Amsterdam, 18 July 2011 – Preliminary results from two large studies have now shown that a daily antiretroviral tablet taken by people who do not have HIV reduces their risk of contracting HIV by up to 73%. The Partners PrEP trial involved 4758 HIV-discordant couples in Kenya and Uganda. The TDF2 trial involved 1219 men and women in Botswana.
The studies looked at both tenofovir or tenofovir plus emtricitabine (Truvada) and found that each, when taken in advance by the HIV-negative partner as a pre-exposure prophylaxis (PrEP), can prevent heterosexual transmission of HIV from men to women and from women to men.
“The results of these studies highlight yet again the essential role of affordable ARVs in prevention. They are a major breakthrough allowing a new vision on current prevention efforts,” says Kevin Moody, International Coordinator and CEO of the Global Network of People Living with HIV. “Recently we learnt from the HPTN052 study that antiretrovirals taken by people living with HIV reduce the risk of HIV transmission to the HIV-negative partner. Now we have evidence of an additional ARV-based prevention tool that allows a person not living with HIV to protect themselves from contracting HIV.”
The full potential of this new HIV prevention tool will only be realised once cost is not a barrier to access. Provision of antiretrovirals for PrEP must not come at the expense of scaling up treatment programmes for those who do need treatment. Furthermore, consideration must be made of how to deliver PrEP and monitor the health of people taking it, especially in settings with overburdened health systems.
GNP+ calls on the World Health Organization and Joint United Nations Programme on HIV/AIDS to ensure guidance is developed and published for individuals and couples on how to make informed decisions about the HIV prevention options that work best for them, as well as guidance for those providing services to those in need to access ART and PrEP. This guidance should be developed in collaboration with networks of people living with HIV and key populations. Information about the benefits and risks involved in taking antiretrovirals, and skills to discuss and negotiate the various options, are essential for good adherence to both prevention and treatment.
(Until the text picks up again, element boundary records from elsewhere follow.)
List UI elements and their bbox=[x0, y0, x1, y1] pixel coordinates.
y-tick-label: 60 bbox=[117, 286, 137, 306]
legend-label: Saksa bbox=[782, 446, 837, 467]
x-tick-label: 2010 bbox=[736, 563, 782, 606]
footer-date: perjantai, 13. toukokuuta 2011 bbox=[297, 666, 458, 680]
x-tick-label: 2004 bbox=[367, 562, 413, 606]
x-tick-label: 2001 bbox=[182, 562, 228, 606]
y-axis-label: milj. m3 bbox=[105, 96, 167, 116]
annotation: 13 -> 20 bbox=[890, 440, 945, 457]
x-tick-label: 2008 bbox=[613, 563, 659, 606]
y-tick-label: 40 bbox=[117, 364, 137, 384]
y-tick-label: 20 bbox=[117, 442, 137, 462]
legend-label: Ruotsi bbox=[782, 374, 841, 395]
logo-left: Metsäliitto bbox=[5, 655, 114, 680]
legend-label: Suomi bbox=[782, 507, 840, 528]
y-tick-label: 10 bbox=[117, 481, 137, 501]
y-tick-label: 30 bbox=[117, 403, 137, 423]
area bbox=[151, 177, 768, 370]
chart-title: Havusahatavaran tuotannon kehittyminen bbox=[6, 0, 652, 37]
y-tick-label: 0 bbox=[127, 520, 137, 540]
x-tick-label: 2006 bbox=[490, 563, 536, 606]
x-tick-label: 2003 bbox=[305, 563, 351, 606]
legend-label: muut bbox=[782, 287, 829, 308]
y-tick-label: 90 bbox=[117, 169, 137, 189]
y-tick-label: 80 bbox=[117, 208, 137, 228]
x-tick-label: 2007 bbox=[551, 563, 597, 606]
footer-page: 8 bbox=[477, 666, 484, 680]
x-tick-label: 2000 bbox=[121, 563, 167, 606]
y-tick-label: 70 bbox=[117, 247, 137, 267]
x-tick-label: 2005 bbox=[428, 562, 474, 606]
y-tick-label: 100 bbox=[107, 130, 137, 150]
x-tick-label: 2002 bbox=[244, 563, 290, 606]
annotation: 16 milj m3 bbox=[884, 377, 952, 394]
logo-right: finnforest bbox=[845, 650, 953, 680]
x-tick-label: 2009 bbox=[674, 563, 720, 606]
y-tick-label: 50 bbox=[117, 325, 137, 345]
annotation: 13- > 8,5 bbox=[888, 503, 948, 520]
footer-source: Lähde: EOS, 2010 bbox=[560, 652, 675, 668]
Serious concerns remain about the long-term health effects for HIV-negative people when taking antiretrovirals for HIV prevention. The studies now published used standard daily doses of tenofovir and Truvada, but more research is needed to determine whether lower doses or intermittent dosing might be as effective and if they may improve long-term safety, adherence and reduce costs.
The impact PrEP might have on ARV resistance is yet to be determined, but it is likely that people unaware that they are already living with HIV will develop resistance when taking PrEP. To better manage this risk, there should be dramatically increased access to high quality human rights-based HIV testing, counselling and support services, since individuals taking PrEP will need to test on a regular basis. In-depth and ongoing research remains necessary in order to support individuals and couples to make informed decisions.
In jurisdictions where HIV exposure and/or transmission are criminalised, the use of antiretrovirals for HIV prevention by either HIV-positive or HIV-negative people, or both, potentially transforms the ethical and legal landscape in terms of ‘shared responsibility’ to prevent new infections. Supportive policy and legal environments are essential to enable individuals living with HIV, as well as those at risk of HIV from key population groups, to benefit from the full potential of these new prevention technologies, without fear of (further) criminalisation.